High Protein Diets: Are They Healthy for You?

Many people, including health professionals, subscribe to the standard belief that a high-protein diet is the healthiest option. This assumption was investigated in the early 1900s by the research of Dr. Russell Chittenden of Yale University. Chittenden, who published his findings on human protein needs in his book Physiological Economics in Nutrition, reasoned that excessive protein consumption could cause damage to our bodies, especially the liver and kidneys. Professor Chittenden, who decided to test his hypothesis, began with an experiment on himself. For nine months, he ate a third of the level of protein recommended by the distinguished German physiologist Dr. Carl Voit. At the time. Dr. Voit was the leading advocate of a high protein diet.

Despite his reduced protein intake, Professor Chittenden remained in excellent health, feeling better than ever. By reducing his meat intake, he found that he also experienced a reduction in headaches and abdominal pain along with increased mental and physical activity.

Because he was challenging the deeply held convictions of his day, Professor Chittenden proceeded to continue experimenting with the utmost caution. His next step was to organize three controlled clinical trials, during which he validated his data by following his subjects’ dietary and urine histories.

Professor Chittenden’s first clinical trial involved placing a group of five men who were sedentary workers on what was then considered a low protein diet (62 grams daily) for six months. Throughout the trial, the five men remained healthy and in positive nitrogen balance (meaning more protein entered their bodies than left their bodies).

Professor Chittenden’s second trial involved thirteen male US Army subjects. These men were moderately active except for one day a week of vigorous exercise at the local gym. With 61 grams of protein a day, these men also remained in good health. The third test involved eight Yale student-athletes, some of whom were quite exceptional. The athletes, who consumed an average of 64 grams of protein per day, maintained their athletic participation throughout the study and actually improved their performance by 35% during that time.

As a result of his study, Professor Chittenden concluded that a serving of 35 to 50 grams of protein per day was adequate for the health and fitness of adults. Professor Chittenden’s findings, over a century ago, are now being echoed by hundreds of voices.
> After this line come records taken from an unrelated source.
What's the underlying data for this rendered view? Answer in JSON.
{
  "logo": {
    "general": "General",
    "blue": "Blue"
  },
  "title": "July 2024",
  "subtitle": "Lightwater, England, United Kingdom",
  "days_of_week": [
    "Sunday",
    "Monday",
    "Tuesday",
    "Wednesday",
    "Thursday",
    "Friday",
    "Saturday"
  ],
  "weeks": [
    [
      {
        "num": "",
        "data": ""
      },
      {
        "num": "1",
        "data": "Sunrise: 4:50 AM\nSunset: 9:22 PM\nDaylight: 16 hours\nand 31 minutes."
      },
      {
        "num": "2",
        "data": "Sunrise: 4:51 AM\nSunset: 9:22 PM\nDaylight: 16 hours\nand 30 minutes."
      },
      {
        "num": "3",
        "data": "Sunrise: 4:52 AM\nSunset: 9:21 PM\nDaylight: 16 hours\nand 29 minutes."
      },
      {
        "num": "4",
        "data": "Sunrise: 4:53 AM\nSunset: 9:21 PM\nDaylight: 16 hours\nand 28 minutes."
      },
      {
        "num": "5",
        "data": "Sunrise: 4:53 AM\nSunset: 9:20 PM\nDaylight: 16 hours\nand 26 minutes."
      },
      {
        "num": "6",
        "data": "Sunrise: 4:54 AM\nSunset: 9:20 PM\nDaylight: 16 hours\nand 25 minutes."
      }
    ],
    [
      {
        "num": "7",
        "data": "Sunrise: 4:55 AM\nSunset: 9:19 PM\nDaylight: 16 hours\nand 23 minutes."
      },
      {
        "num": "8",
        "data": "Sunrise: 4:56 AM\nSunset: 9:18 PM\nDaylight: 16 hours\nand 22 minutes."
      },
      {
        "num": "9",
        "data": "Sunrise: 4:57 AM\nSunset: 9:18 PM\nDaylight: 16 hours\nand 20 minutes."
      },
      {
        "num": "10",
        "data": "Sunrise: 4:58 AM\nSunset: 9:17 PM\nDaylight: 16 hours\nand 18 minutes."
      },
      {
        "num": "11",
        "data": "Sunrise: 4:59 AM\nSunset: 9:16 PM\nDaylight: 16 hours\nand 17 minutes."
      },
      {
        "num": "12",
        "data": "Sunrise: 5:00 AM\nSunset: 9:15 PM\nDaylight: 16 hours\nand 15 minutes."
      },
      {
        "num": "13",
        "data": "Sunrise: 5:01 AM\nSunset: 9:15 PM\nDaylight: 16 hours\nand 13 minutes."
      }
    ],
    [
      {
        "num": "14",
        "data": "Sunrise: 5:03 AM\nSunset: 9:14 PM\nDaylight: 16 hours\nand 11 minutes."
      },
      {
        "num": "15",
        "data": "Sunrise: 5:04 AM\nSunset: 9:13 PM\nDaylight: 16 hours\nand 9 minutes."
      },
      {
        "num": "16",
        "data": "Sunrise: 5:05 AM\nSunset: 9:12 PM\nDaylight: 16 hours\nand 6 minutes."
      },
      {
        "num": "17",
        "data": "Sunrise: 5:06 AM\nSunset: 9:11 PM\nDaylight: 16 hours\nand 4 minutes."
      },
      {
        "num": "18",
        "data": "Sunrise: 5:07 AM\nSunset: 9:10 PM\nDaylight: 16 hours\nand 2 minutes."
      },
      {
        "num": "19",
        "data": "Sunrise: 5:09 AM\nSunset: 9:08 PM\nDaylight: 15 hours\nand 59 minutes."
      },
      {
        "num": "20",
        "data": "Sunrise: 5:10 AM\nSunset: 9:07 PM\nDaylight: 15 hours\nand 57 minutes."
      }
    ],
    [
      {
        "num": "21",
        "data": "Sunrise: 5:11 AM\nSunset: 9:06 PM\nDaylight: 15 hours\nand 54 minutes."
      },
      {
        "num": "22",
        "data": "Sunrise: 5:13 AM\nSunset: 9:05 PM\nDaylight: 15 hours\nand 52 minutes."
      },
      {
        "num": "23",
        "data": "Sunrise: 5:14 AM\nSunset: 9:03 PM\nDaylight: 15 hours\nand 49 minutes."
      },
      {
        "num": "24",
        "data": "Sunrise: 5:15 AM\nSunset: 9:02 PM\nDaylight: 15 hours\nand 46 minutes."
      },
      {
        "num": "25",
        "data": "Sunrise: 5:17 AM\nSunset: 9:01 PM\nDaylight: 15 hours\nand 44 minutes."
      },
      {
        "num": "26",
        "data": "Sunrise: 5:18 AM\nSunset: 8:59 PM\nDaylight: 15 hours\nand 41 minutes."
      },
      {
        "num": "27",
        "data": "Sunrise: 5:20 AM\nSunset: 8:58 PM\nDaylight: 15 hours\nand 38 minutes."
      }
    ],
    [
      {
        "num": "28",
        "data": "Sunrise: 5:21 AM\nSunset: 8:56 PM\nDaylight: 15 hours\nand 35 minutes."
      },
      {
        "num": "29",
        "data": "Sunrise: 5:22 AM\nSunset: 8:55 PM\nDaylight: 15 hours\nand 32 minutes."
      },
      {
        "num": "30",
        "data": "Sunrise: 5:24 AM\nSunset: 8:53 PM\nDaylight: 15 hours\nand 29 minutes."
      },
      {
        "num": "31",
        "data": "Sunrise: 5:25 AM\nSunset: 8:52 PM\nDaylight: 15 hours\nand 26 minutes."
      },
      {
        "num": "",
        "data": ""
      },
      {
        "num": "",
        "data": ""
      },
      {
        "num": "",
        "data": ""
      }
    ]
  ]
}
Although a high protein diet is often promoted as necessary for athletes or even as a weight loss measure, the truth is that excessive protein intake is detrimental to optimal health.

Today, many people are turning away from a meat-based diet for health-related reasons. The natural inclination, in such a scenario, is to look to replace the protein that would normally have been consumed through meat consumption with a plant-based protein. Several healthy meat substitutes are now available, which can certainly aid in the transition from a meat-based to a plant-based diet.

However, the best strategy for health and wellness goes beyond eliminating and replacing meat in the diet. Even when using plant-based protein, one must consider how much protein is needed for optimal health and how much is too much.